How to forge a Shamir secret share?

Question

On this website, we have a lot of questions and answers devoted to Shamir secret sharing. We make it clear that Shamir secret sharing does not guarantee integrity. When we want integrity, we need to use a verifiable threshold scheme. But it is never explained how a malicious secret is actually forged.

Consider an easy setup of the scheme with 2 shares and threshold $k = 2$. Assume the adversary knows the secret message $m$ and share 1 (but not share 2). The shares are evaluated at $x_1 = 1, x_2 = 2$.

How does the adversary forge a chosen secret $m'$?

Answer 1

For us to make it exciting, let's first define the meaning of two sample messages:

• $m : $ "yes, in case of m.a.d., do fire the missiles"
• $m' : $ "no, do not fire missiles"

Let's guess that the current president has chosen $m$ as the message, and we the adversary (and holder of share 1) want to change it to $m'$.

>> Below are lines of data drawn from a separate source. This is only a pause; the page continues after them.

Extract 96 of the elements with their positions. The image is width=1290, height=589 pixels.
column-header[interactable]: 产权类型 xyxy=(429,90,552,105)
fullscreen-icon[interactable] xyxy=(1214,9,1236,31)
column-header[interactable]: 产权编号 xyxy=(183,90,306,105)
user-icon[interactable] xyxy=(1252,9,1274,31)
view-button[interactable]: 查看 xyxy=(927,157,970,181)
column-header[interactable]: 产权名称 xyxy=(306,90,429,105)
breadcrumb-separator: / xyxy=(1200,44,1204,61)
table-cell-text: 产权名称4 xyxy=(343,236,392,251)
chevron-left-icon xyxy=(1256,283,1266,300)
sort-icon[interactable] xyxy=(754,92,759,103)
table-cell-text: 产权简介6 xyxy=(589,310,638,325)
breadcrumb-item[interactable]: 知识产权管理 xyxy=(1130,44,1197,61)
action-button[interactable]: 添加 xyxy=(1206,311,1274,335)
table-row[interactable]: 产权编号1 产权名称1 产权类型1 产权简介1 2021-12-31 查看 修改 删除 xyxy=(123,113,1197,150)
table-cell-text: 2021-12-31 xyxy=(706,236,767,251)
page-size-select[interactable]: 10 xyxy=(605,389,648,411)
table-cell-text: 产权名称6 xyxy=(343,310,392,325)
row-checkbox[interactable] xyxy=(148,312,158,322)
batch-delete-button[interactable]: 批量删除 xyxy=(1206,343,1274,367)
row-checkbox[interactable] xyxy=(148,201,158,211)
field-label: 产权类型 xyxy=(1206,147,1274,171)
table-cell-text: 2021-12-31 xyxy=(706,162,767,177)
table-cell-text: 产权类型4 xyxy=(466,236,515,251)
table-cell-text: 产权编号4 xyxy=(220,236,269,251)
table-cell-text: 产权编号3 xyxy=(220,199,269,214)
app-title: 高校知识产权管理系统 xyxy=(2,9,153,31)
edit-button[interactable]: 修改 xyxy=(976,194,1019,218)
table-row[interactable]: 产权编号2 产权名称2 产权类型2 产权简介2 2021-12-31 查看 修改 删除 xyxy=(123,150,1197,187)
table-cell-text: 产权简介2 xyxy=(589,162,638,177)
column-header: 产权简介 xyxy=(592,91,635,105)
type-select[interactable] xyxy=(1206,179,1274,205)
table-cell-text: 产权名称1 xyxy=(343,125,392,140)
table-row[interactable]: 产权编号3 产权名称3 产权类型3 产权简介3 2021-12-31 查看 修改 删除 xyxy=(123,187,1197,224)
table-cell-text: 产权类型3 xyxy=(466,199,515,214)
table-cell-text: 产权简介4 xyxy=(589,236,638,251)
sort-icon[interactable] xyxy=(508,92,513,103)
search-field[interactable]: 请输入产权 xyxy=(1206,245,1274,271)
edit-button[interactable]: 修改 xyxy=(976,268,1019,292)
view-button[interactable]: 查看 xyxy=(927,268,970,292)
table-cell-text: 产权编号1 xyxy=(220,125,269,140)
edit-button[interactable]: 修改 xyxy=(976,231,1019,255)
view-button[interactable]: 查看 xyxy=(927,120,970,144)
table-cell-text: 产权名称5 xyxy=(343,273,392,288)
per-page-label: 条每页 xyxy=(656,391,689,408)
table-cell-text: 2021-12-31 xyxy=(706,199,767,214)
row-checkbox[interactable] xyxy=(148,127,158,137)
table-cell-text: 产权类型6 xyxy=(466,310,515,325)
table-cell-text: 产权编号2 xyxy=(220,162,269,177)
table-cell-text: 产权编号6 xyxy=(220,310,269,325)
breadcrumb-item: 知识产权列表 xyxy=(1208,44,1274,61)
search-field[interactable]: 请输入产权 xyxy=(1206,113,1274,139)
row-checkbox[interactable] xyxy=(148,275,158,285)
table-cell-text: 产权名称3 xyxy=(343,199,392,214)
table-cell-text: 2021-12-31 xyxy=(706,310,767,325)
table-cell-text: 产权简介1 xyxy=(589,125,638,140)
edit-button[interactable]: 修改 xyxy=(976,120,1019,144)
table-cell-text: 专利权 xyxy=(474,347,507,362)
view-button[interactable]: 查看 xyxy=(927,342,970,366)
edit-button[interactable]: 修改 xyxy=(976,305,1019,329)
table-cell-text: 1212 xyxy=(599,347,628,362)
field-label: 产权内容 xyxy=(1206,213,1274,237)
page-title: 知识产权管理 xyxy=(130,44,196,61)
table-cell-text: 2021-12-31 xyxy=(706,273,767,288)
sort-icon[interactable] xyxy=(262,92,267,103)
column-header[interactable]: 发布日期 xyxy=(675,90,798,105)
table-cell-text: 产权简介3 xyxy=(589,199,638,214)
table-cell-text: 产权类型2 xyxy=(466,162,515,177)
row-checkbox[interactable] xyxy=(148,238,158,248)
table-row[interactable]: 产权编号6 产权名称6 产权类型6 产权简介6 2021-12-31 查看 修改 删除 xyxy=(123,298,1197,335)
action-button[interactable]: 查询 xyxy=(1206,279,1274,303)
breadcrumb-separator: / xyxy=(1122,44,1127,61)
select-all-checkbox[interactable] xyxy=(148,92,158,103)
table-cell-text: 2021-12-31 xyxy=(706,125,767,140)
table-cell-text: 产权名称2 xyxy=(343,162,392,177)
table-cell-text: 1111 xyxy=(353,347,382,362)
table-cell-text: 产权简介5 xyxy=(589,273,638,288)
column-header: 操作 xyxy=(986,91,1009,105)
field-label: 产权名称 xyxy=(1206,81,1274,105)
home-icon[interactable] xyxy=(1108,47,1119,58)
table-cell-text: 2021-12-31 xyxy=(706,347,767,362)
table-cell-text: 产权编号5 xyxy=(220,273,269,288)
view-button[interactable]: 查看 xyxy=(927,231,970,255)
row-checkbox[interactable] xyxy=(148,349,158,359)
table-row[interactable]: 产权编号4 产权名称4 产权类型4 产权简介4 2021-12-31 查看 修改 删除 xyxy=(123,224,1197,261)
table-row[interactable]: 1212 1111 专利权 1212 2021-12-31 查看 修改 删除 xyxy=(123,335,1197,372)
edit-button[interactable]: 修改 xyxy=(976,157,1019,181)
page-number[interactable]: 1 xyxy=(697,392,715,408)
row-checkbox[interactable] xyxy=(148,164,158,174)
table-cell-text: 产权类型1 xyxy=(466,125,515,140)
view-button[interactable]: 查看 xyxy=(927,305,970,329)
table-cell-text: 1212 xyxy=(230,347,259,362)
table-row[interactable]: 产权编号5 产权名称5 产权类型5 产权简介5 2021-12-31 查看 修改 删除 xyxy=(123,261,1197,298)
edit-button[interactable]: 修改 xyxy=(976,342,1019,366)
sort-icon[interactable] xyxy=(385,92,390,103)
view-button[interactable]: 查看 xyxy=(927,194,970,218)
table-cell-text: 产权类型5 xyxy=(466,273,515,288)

Recall that the polynomial is of the following form:

$$p(x) = a_1x + m$$

We know share 1. In other words we know a value $y_1$ such that :

$$y_1 = a_1 + m $$

So now we have two values. This is enough to get the original polynomial back. We now know the original polynomial, and can reconstruct the second share:

$$ \begin{align} p(x) &= (y_1 - m) \cdot x + m \\ y_2 = p(2) &= (y_1 - m) \cdot 2 + m \end{align} $$

During the recombination phase of the algorithm, the secret $m$ will be constructed by computing $2y_1 - y_2 = m$. We can rewrite this equation and compute a new forged $y_1'$:

$$ y_1' = \frac{m' + y_2}{2} = \frac{m' + (y_1 - m) \cdot 2 + m}{2} $$ Which simplifies to: $$ y_1' = y_1 + \frac{m' - m}{2} $$

Now we have constructed a new share which will, together with the second share, combine to the new secret message $m'$.

We see that in your (my?) case we could indeed choose any new message $m'$.

Answer 2

Mike's answer is correct; however it turns out that, for $k>2$, the attacker can do better.

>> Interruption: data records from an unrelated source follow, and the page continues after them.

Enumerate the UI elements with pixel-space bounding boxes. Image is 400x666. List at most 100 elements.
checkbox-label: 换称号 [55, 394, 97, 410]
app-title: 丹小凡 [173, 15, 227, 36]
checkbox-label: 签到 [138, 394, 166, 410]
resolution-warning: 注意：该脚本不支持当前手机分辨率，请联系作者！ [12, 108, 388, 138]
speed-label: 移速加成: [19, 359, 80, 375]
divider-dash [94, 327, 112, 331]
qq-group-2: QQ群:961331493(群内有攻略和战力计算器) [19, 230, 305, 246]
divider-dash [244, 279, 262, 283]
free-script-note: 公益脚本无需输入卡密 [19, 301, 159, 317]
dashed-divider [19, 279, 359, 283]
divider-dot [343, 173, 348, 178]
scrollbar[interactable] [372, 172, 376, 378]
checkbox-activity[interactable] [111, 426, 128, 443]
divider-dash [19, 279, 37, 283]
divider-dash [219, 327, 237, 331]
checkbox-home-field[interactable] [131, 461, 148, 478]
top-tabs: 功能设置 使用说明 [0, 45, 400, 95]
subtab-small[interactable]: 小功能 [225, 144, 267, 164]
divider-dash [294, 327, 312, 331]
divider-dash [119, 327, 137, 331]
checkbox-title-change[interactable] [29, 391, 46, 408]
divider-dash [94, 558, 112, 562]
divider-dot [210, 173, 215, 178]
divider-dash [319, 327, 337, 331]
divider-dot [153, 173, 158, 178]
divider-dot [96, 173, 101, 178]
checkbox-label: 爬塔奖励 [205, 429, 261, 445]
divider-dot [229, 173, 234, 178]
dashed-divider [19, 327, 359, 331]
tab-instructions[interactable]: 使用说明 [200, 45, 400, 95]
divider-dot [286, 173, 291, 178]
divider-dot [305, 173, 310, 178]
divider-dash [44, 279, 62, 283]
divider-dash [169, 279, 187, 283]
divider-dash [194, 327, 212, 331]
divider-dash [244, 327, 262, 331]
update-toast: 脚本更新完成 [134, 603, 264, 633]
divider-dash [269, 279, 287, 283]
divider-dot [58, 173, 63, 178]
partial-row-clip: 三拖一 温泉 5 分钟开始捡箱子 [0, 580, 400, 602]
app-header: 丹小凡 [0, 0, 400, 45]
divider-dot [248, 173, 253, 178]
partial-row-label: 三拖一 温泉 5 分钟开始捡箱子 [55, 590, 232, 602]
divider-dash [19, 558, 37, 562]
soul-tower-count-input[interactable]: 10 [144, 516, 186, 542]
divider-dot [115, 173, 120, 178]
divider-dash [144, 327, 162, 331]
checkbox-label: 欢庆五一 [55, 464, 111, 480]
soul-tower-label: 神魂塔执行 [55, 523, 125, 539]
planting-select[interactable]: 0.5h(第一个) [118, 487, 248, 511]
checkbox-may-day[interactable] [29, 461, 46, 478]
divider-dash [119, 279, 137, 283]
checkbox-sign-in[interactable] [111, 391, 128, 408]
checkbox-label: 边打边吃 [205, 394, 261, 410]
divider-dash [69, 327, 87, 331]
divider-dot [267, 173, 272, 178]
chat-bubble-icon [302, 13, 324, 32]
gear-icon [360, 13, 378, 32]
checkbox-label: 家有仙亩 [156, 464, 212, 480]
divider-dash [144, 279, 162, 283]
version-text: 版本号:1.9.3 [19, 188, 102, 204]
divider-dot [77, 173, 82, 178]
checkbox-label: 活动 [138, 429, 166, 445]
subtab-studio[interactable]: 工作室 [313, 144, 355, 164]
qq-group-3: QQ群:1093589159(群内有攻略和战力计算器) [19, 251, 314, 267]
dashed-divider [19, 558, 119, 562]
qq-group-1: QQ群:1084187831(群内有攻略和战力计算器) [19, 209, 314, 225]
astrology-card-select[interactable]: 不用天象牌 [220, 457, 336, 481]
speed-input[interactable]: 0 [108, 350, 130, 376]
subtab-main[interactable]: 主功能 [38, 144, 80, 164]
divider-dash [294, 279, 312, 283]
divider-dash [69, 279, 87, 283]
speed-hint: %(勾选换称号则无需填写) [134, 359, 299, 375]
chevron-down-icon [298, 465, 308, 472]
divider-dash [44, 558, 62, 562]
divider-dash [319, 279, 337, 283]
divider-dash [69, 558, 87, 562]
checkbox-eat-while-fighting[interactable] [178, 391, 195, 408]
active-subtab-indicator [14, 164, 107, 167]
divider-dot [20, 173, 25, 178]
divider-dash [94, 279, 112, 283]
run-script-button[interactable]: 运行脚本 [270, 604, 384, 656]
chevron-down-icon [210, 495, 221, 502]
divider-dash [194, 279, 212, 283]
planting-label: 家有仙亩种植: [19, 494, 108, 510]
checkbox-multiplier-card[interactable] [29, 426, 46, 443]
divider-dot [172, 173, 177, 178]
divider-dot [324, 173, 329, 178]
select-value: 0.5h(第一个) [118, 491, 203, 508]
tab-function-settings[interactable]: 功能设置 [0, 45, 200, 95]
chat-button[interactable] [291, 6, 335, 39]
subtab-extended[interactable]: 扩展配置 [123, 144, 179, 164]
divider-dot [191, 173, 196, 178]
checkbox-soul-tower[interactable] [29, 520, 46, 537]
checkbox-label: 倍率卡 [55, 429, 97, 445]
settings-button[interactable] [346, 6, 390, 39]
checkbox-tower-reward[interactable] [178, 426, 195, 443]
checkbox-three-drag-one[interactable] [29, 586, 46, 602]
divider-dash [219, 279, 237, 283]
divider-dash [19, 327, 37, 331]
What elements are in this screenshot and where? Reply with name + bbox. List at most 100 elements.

Assuming that the attacker knows:

• The actual shared secret
• His correct share
• The $x$-coordinates of everyone that will be involved in the recombination

He can then modify his share to make the recombined secret any value he wants (within the finite field). If $k > 2$, he won't get enough information to recover the polynomial; however he doesn't need that.

Assuming that the attacker has share 1 (and hence he knows $y_1$), he knows the x-coordinates of everyone $x_1, x_2, ..., x_k$, the secret $S$, and wants to modify his share so that the revealed secret will be $S'$.

What he does is modify his share $$y'_1 = y_1 + (S' - S)\prod_{j=2}^{k}\frac{x_j - x_1}{x_j}$$

Here's how that works; the recombination phase of Shamir can be summarized as the equation:

$$S = \sum_{i=1}^k \ y_i \prod_{j=1, j \ne i}^{k}\frac{x_j}{x_j - x_i}$$

By including his modified share, the attacker change this to:

$$\left(y_1 + (S' - S)\prod_{j=2}^{k}\frac{x_j - x_1}{x_j}\right)\prod_{j=2}^{k}\frac{x_j}{x_j - x_1} + \sum_{i=2}^k \ y_i \prod_{j=1, j \ne i}^{k}\frac{x_j}{x_j - x_i}$$

which is

$$(S' - S)\prod_{j=2}^{k}\frac{x_j - x_1}{x_j}\prod_{j=2}^{k}\frac{x_j}{x_j - x_1} + \sum_{i=1}^k \ y_i \prod_{j=1, j \ne i}^{k}\frac{x_j}{x_j - x_i}$$

which simplifies to $S'$

Answer 3

To 1, the adversary uses knowledge of his share and the fact that the secret $m$ is the sharing polynomial evaluated at $0$ to reconstruct the original polynomial and then recover the unknown share. Given the unknown share, the adversary can easily figure out a new share 1 (at $x_1=1$) such that the recovered secret will be $m'$.

To 2, the only limitation is that the $m'$ must be from the original finite field.